Assonime con la Circolare n. 49/09 ha affermato che detti interessi,
non
derivando da alcun
rapporto di
finanziamento volontariamente posto in essere dall’impresa, non rappresentano interessi corrispettivi e quindi
non rientrano nel calcolo di cui all’articolo 96 Tuir.
Gli interessi attivi virtuali che l’articolo 96 ricomprende nel calcolo, riguardano esclusivamente soggetti che intrattengono rapporti con le P.A. poiché consistono negli interessi calcolati in riferimento ai pagamenti “ritardati” non ancora effettuati da parte della P.A. nei confronti della società stessa.
Il calcolo degli interessi deve essere fatto prendendo a base il tasso ufficiale di riferimento (TUR) aumentato di un punto percentuale con decorrenza dal giorno successivo a quello previsto per il pagamento e fino alla data di incasso del corrispettivo.
La
ratio che sottende la scelta operata dal Legislatore deve essere rinvenuta nell’offrire una
maggior tutela nei confronti dei “cronici”
ritardi nei
pagamenti da parte della P.A..
Infatti, includendo tale tipologia nel novero degli interessi attivi rilevanti ai sensi dell’articolo 96, di fatto viene incrementato il plafond da considerare al fine di valutare preliminarmente la quota di interessi passivi deducibili.
Per i
proventi assimilati valgono le
medesime
considerazioni fatte per gli interessi attivi in quanto agli stessi si riferiscono, per espressa previsione normativa.
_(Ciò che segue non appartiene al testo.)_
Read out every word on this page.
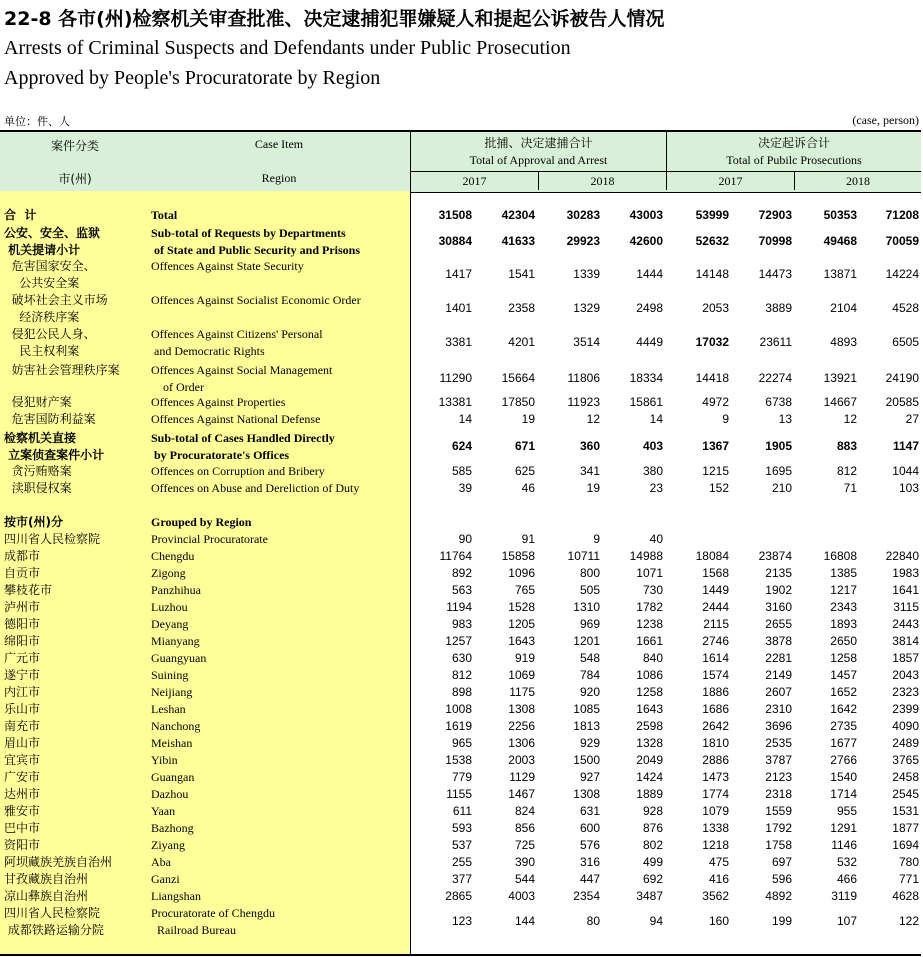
22-8 各市(州)检察机关审查批准、决定逮捕犯罪嫌疑人和提起公诉被告人情况
Arrests of Criminal Suspects and Defendants under Public Prosecution
Approved by People's Procuratorate by Region
单位：件、人	(case, person)
案件分类	Case Item
市(州)	Region
批捕、决定逮捕合计
Total of Approval and Arrest
决定起诉合计
Total of Pubilc Prosecutions
2017	2018	2017	2018
合  计	Total	31508	42304	30283	43003	53999	72903	50353	71208
公安、安全、监狱
机关提请小计
Sub-total of Requests by Departments
of State and Public Security and Prisons
30884	41633	29923	42600	52632	70998	49468	70059
危害国家安全、
公共安全案
Offences Against State Security
1417	1541	1339	1444	14148	14473	13871	14224
破坏社会主义市场
经济秩序案
Offences Against Socialist Economic Order
1401	2358	1329	2498	2053	3889	2104	4528
侵犯公民人身、
民主权利案
Offences Against Citizens' Personal
and Democratic Rights
3381	4201	3514	4449	17032	23611	4893	6505
妨害社会管理秩序案	Offences Against Social Management
of Order
11290	15664	11806	18334	14418	22274	13921	24190
侵犯财产案	Offences Against Properties	13381	17850	11923	15861	4972	6738	14667	20585
危害国防利益案	Offences Against National Defense	14	19	12	14	9	13	12	27
检察机关直接
立案侦查案件小计
Sub-total of Cases Handled Directly
by Procuratorate's Offices
624	671	360	403	1367	1905	883	1147
贪污贿赂案	Offences on Corruption and Bribery	585	625	341	380	1215	1695	812	1044
渎职侵权案	Offences on Abuse and Dereliction of Duty	39	46	19	23	152	210	71	103
按市(州)分	Grouped by Region
四川省人民检察院	Provincial Procuratorate	90	91	9	40
成都市	Chengdu	11764	15858	10711	14988	18084	23874	16808	22840
自贡市	Zigong	892	1096	800	1071	1568	2135	1385	1983
攀枝花市	Panzhihua	563	765	505	730	1449	1902	1217	1641
泸州市	Luzhou	1194	1528	1310	1782	2444	3160	2343	3115
德阳市	Deyang	983	1205	969	1238	2115	2655	1893	2443
绵阳市	Mianyang	1257	1643	1201	1661	2746	3878	2650	3814
广元市	Guangyuan	630	919	548	840	1614	2281	1258	1857
遂宁市	Suining	812	1069	784	1086	1574	2149	1457	2043
内江市	Neijiang	898	1175	920	1258	1886	2607	1652	2323
乐山市	Leshan	1008	1308	1085	1643	1686	2310	1642	2399
南充市	Nanchong	1619	2256	1813	2598	2642	3696	2735	4090
眉山市	Meishan	965	1306	929	1328	1810	2535	1677	2489
宜宾市	Yibin	1538	2003	1500	2049	2886	3787	2766	3765
广安市	Guangan	779	1129	927	1424	1473	2123	1540	2458
达州市	Dazhou	1155	1467	1308	1889	1774	2318	1714	2545
雅安市	Yaan	611	824	631	928	1079	1559	955	1531
巴中市	Bazhong	593	856	600	876	1338	1792	1291	1877
资阳市	Ziyang	537	725	576	802	1218	1758	1146	1694
阿坝藏族羌族自治州	Aba	255	390	316	499	475	697	532	780
甘孜藏族自治州	Ganzi	377	544	447	692	416	596	466	771
凉山彝族自治州	Liangshan	2865	4003	2354	3487	3562	4892	3119	4628
四川省人民检察院
成都铁路运输分院
Procuratorate of Chengdu
Railroad Bureau
123	144	80	94	160	199	107	122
È opportuno, pertanto, che l’individuazione dei proventi assimilati agli interessi attivi si basi su di una nozione economico-funzionale e non nominalistica della loro natura e che, in ogni caso, essi presentino un contenuto sostanziale assimilabile a quello degli interessi attivi relativi.
Dal
confronto potrà emergere alternativamente un’
eccedenza di
interessi
  1. passivi che dovrà essere sottoposta ai fini della sua deducibilità al secondo livello;
  2. attivi che andrà perduta non potendo essere oggetto di riporto negli esercizi successivi né oggetto di conferimento al consolidato fiscale nazionale
Nel primo caso, l’eccedenza di interessi passivi soggiace, come anticipato, al secondo livello di deducibilità individuato nel Reddito operativo lordo prodotto dall’impresa.
Infatti, sono ammessi in deduzione ulteriori interessi passivi per un importo pari al 30% del Rol (reddito operativo lordo) prodotto dall’impresa nell’esercizio di riferimento.